If the interest rate set by central banks falls below 0%, society may face negative rates. In most cases, negative rates are highly unideal. These rates have notably occurred during the global financial crisis. Therefore, it makes sense that governments globally have been working to maintain the interest rates. Especially as the world moves in and out of lockdown.

The potential of this kind of interest has governments and banks looking to increase lending and foster growth. In Australia, negative interest rates are very rare. However, in other countries, they can be common. For now, Australia is safe from these kinds of rates. Regardless, it is vital to understand how interest rates of all kinds can affect you. This article will explore the different types of interest. It may also help you get the best value for your money.

Can interest rates be negative?

Yes, interest rates can be harmful. Typically these rates are implemented to help a slow economy. A central bank may take steps to decrease the rates to promote involvement in the economy. Particularly when situations such as the pandemic have increased unemployment and spending on the consumer’s behalf. Whilst this can jump-start the economy, it won’t benefit the banks. Therefore, the central bank does their best to avoid needing to take these measures.

Australia’s central bank is the Reserve Bank of Australia (RBA). The RBA is highly unlikely to apply negative rates to typical consumer products such as mortgage loans and savings accounts. Instead, negative rates are likely to apply to the economy as a whole. However, this doesn’t mean you can ignore the outcomes of negative rates as a citizen.

Can nominal interest rates be negative?

The nominal interest rate is the percentage you pay a lender for borrowing money. However, the nominal rate is unadjusted for inflation. Therefore, this introduces the real interest rate, which accounts for inflation. Negative nominal rates are possible yet unlikely. particularly, in Australia where the RBA is uninterested in letting the rates fall below 0%.

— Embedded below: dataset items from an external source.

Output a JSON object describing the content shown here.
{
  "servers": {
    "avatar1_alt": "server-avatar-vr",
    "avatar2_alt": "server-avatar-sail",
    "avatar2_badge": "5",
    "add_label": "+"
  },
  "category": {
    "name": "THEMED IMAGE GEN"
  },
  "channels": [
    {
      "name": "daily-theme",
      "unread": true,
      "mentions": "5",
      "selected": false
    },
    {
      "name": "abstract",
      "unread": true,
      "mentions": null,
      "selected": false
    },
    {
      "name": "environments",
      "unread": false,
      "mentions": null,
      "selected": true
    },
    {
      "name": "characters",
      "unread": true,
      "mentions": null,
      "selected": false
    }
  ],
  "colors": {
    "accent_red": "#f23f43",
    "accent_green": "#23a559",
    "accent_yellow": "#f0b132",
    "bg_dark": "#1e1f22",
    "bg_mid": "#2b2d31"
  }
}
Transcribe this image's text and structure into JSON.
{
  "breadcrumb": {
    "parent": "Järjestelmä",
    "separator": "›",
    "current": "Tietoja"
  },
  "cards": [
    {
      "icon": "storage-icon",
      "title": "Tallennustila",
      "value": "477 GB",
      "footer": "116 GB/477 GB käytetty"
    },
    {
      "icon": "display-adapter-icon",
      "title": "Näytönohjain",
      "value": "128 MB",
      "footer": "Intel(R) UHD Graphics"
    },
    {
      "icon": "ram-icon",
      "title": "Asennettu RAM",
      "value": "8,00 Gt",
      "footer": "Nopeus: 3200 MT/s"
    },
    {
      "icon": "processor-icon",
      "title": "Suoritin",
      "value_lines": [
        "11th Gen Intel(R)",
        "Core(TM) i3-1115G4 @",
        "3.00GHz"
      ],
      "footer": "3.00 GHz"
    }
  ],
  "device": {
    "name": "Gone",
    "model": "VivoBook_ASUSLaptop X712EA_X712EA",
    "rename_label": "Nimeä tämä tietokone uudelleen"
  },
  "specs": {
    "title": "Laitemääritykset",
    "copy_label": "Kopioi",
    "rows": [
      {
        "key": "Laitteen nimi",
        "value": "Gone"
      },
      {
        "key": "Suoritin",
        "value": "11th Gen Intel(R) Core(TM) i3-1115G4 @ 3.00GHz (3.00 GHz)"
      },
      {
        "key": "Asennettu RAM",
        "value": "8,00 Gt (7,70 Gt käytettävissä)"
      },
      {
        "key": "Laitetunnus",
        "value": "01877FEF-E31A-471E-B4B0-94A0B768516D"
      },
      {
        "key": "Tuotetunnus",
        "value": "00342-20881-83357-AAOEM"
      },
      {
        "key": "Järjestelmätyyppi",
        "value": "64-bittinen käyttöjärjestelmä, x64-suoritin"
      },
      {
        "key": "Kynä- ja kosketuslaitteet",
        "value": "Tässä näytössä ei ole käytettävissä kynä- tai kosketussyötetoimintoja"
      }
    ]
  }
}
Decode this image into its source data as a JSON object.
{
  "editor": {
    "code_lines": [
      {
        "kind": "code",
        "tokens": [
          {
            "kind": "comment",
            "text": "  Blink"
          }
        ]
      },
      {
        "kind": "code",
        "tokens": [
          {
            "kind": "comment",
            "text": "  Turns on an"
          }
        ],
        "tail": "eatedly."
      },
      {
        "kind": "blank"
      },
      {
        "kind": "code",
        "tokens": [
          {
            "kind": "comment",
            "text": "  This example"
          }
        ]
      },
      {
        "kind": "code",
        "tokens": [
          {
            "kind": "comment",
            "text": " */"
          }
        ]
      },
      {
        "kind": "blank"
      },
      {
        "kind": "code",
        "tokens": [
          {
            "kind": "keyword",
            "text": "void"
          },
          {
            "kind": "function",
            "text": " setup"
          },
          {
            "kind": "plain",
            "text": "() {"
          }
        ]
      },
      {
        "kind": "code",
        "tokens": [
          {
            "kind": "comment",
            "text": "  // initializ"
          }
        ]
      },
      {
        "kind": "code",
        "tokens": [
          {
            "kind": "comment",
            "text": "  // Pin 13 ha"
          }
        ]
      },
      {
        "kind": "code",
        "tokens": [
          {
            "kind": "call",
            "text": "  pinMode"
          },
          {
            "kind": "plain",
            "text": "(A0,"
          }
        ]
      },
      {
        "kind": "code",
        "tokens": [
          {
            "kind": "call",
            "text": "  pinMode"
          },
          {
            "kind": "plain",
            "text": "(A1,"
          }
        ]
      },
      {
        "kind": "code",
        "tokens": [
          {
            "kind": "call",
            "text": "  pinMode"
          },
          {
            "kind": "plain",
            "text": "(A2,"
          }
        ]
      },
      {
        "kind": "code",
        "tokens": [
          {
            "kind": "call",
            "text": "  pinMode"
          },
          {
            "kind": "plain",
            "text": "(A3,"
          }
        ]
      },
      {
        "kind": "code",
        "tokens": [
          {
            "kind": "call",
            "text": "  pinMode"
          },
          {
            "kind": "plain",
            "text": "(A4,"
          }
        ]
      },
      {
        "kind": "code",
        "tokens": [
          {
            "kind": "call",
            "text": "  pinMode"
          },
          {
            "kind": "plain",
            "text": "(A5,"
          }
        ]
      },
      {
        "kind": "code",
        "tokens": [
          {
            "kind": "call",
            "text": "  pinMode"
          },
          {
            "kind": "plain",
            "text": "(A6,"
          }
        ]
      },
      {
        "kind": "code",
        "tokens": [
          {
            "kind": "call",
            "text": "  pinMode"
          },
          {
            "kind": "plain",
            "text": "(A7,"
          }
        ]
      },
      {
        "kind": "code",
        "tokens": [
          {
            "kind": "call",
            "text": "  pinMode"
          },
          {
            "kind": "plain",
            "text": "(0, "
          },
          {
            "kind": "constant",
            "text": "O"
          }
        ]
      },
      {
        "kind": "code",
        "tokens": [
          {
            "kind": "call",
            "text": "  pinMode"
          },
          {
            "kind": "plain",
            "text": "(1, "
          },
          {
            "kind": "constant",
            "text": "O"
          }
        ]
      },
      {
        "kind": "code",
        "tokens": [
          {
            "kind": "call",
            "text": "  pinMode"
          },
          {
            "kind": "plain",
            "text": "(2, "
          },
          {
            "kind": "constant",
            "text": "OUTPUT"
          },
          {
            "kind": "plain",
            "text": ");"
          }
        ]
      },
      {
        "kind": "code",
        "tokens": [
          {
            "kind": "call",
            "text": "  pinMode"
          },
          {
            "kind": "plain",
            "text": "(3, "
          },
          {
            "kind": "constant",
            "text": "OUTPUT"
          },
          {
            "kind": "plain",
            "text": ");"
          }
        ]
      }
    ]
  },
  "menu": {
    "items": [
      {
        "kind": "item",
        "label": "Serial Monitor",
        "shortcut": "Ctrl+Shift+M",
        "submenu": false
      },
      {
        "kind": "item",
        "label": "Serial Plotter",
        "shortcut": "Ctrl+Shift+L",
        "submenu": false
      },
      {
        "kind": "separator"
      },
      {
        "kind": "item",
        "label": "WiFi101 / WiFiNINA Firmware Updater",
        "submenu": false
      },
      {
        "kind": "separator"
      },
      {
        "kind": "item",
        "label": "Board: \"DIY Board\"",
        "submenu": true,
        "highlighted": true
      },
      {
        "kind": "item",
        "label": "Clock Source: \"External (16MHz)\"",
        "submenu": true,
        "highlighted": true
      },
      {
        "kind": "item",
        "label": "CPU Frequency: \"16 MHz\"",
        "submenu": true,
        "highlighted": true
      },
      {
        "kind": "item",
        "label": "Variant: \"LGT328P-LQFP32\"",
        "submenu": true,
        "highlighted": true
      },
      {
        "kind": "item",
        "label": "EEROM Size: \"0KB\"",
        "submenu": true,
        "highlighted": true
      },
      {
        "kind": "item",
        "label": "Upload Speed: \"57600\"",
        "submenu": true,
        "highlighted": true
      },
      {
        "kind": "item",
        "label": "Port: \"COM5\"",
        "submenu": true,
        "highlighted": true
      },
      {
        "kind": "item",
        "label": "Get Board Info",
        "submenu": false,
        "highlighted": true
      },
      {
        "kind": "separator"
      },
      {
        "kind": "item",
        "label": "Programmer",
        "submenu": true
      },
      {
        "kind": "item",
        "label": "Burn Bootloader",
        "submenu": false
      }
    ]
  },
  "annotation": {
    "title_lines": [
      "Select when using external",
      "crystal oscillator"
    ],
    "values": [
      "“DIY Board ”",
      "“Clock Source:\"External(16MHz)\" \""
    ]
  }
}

How does a negative interest rate work?

Did you know that the big banks aren’t at the top of the food chain? Commercial Australian banks, the ones you choose to bank with, have accounts with the RBA. Just as you receive interest on your bank account, so do commercial banks with their RBA accounts. If the interest rates for these accounts fall below zero, commercial banks will have to begin paying interest to the RBA. In turn, the banks have the option to withdraw any cash reserves they may have with the RBA. This encourages the banks to start lending to their customers, thereby helping to stimulate the economy.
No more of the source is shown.